[CST-2] Types

[M.Y.W.Y. Becker]

Hi Matthew,

--On 02 June 2001 08:29 +0100 Matthew Richards <mwr22@cam.ac.uk> wrote:
[...]
> My answer for this is rather long and horrid, but...
>
> [Using \ for little lambda and /\ for big lambda]
> Assuming
>   Opt_a  = all a'(a' -> (a->a') -> a')
>   None_a = /\a (x':a', f:a->a'(x'))
                 ^^^
               A \ missing here.



>   Some_a = \x:a (/\a' (\x':a', f:a->a'(f x)))


> Then I think:
>
> Compose_g_d_e = \f:g->Opt_d, g:d->Opt_e ( \v:g (
>                      /\a' (\x':a', f':e->a' (
>                      (f v) a' x' (\v':d (
>                      (g v') a' x' (\v'':e (f' v''))
>                      )))

A better solution would be
Compose_g_d_e = \f:gamma->Opt_d, g:d->Opt_e (\x:gamma (f x Opt_e None_e g)).
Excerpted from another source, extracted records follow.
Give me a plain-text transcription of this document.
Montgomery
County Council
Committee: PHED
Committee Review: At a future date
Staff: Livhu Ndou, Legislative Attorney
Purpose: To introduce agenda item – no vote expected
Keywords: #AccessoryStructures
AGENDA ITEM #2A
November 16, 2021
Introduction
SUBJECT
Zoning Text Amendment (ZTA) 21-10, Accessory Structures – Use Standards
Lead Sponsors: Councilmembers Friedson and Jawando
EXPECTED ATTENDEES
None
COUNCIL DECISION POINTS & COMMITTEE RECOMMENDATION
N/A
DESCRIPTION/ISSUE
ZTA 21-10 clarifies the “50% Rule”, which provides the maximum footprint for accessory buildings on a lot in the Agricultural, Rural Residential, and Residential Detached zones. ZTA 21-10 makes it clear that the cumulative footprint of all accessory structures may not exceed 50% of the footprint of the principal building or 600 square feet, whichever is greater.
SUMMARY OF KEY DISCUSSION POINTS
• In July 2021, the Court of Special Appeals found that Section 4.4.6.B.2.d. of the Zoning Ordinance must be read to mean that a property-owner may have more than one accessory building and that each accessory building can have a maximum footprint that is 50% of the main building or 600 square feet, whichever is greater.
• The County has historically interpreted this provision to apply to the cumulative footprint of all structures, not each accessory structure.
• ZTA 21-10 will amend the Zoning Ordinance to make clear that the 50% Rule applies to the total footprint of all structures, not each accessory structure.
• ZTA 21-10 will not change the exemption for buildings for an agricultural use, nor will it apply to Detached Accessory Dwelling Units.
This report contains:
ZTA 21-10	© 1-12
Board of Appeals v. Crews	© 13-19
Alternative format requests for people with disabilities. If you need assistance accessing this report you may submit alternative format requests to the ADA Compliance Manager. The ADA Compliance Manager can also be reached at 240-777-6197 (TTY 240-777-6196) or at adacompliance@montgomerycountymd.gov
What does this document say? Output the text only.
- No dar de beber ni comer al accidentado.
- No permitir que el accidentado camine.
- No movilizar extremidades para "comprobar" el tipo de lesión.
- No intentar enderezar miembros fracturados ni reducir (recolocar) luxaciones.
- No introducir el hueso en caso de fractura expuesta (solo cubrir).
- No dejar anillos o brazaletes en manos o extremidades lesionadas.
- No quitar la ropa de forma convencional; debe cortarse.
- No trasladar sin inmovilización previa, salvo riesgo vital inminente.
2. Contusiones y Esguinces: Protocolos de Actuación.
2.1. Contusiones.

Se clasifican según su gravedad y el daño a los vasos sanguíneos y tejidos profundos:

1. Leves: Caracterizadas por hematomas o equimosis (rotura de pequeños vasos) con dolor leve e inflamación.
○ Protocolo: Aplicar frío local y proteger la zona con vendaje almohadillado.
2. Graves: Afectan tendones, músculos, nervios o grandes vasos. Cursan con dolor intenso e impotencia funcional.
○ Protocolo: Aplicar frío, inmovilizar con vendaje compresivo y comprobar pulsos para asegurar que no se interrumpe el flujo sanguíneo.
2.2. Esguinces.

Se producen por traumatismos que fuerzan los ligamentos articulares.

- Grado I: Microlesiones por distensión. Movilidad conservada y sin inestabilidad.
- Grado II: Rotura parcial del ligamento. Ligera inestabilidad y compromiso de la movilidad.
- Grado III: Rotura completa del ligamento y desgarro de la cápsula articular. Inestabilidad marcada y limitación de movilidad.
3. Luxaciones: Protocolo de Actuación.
> Sorry, that looks even worse in ASCII than on paper! As usual with Types
> questions, it took far too long to do for 5 marks :-(  I just hope we
> wouldn't be expected to prove it's right too!  Looking at it now, I'm not
> entirely sure about whether the \v:g is in the right place, but I'll leave
> it as it is and see if anyone corrects it!

I'm not sure whether your formula is correct but it's too complicated 
anyway.


>> Also, 1998 P7 Q10, I think every function N -> N is PLC representable,
>> but cannot justify it  :-(
>
> I think that not all functions N -> N are representable, since PLC is not
> Turing powerful (due to the Strong Normalisation property).

Even if PLC was Turing powerful not all functions N->N could be 
represented, since there are also uncomputable (total) functions N->N. But 
since PLC is not even Turing powerful it can of course not represent all 
total functions.

Mo